There seems to have been an A and B version of Bulldozer, going by a demarcation of sorts in the patents.Bulldozer wasn't anything new, from time perspective. There were patent fillings for a similar multi-threading architecture in 2003 or 2004, AFAIK. I can guess Bulldozer was in-fact the "B-plan" for AMD, kicked up in a hustle some time after the K10h fiasco.
I think that was different from an even more speed-oriented design, as described on comp.arch (by Mitch Alsup, if my fuzzy memory is a guide) as a design that removed result forwarding in order to save the gate delays.
Less certain were rumors of an aborted wide architecture that was another failed attempt at replacing K8.
It still boggles me, why AMD decided to invest in a NetBurst redux after it was quite clear that the future is definitely not in the power-sucking high-speed monsters. Not that they had a choice back then.
An interesting aspect about CMT in one direction put forward by Glew was splitting things up in order to slim down the critical execution loop for a fireball-type design that could really crank up the clock, which Bulldozer does not quite reach for given its modest reduction in per-stage complexity.

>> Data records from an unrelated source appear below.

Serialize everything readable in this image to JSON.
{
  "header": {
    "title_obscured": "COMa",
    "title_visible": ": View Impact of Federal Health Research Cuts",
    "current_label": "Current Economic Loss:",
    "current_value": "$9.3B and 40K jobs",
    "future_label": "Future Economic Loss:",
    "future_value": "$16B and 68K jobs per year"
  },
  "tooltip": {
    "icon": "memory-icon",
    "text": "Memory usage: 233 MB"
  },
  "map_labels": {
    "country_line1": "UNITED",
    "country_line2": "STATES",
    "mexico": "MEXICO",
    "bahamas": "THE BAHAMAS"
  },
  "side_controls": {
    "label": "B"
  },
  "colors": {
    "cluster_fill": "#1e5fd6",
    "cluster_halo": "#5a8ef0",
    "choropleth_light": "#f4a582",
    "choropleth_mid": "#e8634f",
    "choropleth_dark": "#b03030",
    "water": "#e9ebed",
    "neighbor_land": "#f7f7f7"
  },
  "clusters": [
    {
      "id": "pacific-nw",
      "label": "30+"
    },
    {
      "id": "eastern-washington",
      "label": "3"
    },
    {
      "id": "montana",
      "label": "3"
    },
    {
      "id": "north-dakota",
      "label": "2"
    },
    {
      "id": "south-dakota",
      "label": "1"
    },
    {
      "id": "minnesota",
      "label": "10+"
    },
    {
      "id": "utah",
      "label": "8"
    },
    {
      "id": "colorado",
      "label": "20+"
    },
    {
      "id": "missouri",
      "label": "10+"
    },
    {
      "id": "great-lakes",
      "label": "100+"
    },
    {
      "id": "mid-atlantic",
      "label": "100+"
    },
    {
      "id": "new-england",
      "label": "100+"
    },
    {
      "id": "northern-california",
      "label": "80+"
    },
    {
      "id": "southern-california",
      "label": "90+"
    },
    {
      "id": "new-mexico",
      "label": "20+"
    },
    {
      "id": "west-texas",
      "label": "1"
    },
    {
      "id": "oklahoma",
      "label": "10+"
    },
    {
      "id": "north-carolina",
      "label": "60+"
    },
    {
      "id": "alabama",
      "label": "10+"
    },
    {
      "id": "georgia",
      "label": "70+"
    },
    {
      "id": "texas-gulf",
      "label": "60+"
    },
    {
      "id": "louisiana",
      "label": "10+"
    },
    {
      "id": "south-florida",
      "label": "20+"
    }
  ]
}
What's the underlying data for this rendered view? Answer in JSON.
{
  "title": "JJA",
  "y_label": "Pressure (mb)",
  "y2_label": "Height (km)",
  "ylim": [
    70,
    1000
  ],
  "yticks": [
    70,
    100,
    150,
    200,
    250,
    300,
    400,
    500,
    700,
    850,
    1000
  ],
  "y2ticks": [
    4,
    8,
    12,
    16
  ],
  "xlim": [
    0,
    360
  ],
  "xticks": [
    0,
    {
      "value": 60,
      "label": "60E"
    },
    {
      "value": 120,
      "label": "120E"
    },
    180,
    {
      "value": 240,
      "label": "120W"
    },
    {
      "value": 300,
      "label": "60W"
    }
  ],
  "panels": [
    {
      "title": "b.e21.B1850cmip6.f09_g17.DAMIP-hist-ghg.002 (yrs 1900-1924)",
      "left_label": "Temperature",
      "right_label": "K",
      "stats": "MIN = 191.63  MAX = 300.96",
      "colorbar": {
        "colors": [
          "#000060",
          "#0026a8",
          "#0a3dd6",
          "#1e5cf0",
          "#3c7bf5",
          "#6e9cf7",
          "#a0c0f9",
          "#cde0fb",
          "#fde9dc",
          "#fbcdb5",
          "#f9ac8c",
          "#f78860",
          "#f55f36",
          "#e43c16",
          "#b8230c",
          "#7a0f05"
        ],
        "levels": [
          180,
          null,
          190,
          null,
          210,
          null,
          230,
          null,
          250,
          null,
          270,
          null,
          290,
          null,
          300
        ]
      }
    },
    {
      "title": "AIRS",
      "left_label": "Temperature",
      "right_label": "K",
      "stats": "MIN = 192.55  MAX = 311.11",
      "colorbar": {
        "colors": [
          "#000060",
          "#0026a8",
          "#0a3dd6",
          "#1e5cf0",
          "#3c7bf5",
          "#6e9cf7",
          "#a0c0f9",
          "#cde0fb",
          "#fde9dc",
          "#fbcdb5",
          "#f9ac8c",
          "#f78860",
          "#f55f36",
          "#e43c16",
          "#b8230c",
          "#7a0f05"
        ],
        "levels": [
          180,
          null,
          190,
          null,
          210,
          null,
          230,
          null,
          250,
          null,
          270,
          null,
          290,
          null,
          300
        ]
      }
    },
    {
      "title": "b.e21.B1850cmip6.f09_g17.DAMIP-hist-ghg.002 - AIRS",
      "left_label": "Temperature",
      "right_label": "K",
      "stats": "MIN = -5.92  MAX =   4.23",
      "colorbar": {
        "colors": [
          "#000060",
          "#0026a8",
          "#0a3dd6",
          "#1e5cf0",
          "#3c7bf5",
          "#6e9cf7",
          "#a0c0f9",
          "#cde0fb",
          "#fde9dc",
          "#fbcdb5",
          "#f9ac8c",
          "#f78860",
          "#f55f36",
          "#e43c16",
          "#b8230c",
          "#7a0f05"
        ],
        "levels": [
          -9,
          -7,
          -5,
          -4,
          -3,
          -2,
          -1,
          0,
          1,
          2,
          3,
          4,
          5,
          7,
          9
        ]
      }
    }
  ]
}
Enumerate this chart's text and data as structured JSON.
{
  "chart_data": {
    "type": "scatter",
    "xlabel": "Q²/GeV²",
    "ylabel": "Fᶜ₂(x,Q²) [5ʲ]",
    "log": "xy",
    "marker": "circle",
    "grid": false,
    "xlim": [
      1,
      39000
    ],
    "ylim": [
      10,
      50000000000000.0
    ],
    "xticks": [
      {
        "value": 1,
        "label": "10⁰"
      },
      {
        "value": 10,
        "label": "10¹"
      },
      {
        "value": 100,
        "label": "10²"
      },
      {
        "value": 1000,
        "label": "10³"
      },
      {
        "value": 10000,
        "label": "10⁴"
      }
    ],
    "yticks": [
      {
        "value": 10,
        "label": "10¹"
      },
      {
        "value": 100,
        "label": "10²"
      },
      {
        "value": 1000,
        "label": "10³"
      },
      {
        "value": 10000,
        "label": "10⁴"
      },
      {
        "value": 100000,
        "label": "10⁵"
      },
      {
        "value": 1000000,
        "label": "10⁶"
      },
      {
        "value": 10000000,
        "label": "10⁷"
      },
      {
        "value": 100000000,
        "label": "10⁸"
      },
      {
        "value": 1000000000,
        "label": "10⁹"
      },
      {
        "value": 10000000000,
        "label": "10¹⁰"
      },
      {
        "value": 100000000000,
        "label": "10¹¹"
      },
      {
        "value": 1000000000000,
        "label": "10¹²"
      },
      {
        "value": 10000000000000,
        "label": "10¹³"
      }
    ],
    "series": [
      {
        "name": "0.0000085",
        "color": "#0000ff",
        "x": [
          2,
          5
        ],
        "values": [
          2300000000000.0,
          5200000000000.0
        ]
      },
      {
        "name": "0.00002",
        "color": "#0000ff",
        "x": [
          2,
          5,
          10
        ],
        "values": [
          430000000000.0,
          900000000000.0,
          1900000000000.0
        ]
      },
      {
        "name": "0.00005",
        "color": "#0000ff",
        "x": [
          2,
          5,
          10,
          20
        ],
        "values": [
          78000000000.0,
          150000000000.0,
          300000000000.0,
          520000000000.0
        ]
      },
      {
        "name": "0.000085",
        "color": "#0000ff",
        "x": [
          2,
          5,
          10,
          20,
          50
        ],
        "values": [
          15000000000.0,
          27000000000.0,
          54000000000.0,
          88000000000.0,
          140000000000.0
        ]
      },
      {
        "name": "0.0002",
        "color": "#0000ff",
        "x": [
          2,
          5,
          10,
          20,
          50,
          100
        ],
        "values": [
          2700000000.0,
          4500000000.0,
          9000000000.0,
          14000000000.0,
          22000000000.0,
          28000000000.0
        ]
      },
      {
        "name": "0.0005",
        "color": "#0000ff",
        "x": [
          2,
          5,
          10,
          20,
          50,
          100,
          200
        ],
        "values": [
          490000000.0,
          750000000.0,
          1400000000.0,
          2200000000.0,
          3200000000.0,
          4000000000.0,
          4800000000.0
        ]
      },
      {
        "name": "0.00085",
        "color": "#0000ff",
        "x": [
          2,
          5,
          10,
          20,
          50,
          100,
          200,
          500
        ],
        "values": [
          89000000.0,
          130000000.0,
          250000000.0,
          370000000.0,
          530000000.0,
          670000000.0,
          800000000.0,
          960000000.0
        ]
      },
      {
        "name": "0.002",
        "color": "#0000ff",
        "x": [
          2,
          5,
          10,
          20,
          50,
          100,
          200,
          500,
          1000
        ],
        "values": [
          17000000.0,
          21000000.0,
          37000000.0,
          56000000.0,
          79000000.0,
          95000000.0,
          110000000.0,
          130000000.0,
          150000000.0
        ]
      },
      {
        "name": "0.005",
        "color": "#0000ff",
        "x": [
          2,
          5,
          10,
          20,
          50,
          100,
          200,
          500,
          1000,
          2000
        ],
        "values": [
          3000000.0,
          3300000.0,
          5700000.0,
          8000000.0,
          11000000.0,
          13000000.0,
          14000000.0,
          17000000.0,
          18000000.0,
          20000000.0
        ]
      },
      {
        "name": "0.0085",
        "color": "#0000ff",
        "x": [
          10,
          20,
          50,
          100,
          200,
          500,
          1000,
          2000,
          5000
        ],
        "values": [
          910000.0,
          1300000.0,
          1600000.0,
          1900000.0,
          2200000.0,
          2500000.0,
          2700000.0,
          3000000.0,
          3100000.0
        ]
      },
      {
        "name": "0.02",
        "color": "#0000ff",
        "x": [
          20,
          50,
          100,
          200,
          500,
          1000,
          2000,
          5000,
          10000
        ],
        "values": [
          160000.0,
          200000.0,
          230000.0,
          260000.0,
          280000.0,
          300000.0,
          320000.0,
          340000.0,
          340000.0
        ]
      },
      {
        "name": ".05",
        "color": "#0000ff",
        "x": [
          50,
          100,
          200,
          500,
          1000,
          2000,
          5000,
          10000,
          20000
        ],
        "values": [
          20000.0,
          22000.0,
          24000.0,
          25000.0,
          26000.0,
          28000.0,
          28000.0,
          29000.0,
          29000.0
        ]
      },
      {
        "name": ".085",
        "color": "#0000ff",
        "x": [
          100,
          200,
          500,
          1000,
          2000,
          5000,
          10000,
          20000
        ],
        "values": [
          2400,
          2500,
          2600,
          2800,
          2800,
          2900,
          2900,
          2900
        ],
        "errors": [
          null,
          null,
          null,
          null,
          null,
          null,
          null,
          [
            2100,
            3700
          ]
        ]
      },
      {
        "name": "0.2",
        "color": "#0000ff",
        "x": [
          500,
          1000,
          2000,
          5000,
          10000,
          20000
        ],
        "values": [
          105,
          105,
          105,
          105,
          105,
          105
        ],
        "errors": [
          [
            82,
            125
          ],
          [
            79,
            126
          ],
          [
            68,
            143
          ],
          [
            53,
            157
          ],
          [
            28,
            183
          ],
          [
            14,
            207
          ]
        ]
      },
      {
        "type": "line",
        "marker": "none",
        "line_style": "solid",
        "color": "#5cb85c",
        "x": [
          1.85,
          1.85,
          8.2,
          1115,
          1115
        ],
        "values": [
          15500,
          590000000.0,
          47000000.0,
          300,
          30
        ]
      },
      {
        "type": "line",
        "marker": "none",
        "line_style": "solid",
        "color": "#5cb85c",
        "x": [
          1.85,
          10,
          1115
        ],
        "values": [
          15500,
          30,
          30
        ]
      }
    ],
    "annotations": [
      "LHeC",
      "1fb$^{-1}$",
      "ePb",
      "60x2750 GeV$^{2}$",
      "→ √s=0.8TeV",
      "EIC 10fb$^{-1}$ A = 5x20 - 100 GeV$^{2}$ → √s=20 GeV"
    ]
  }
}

It was that goal and/or the implementation of enhanced speculation that should have been in mind if CMT were selected at the beginning of the design process. Perhaps the weirdness now comes from either one or both coming to dead ends, and the design we have now is an awkward fattening of a too-skinny pipeline and/or an awkward grafting of what could be salvaged from abandoned interesting directions that AMD found wouldn't work or could not be made to work with the resources available.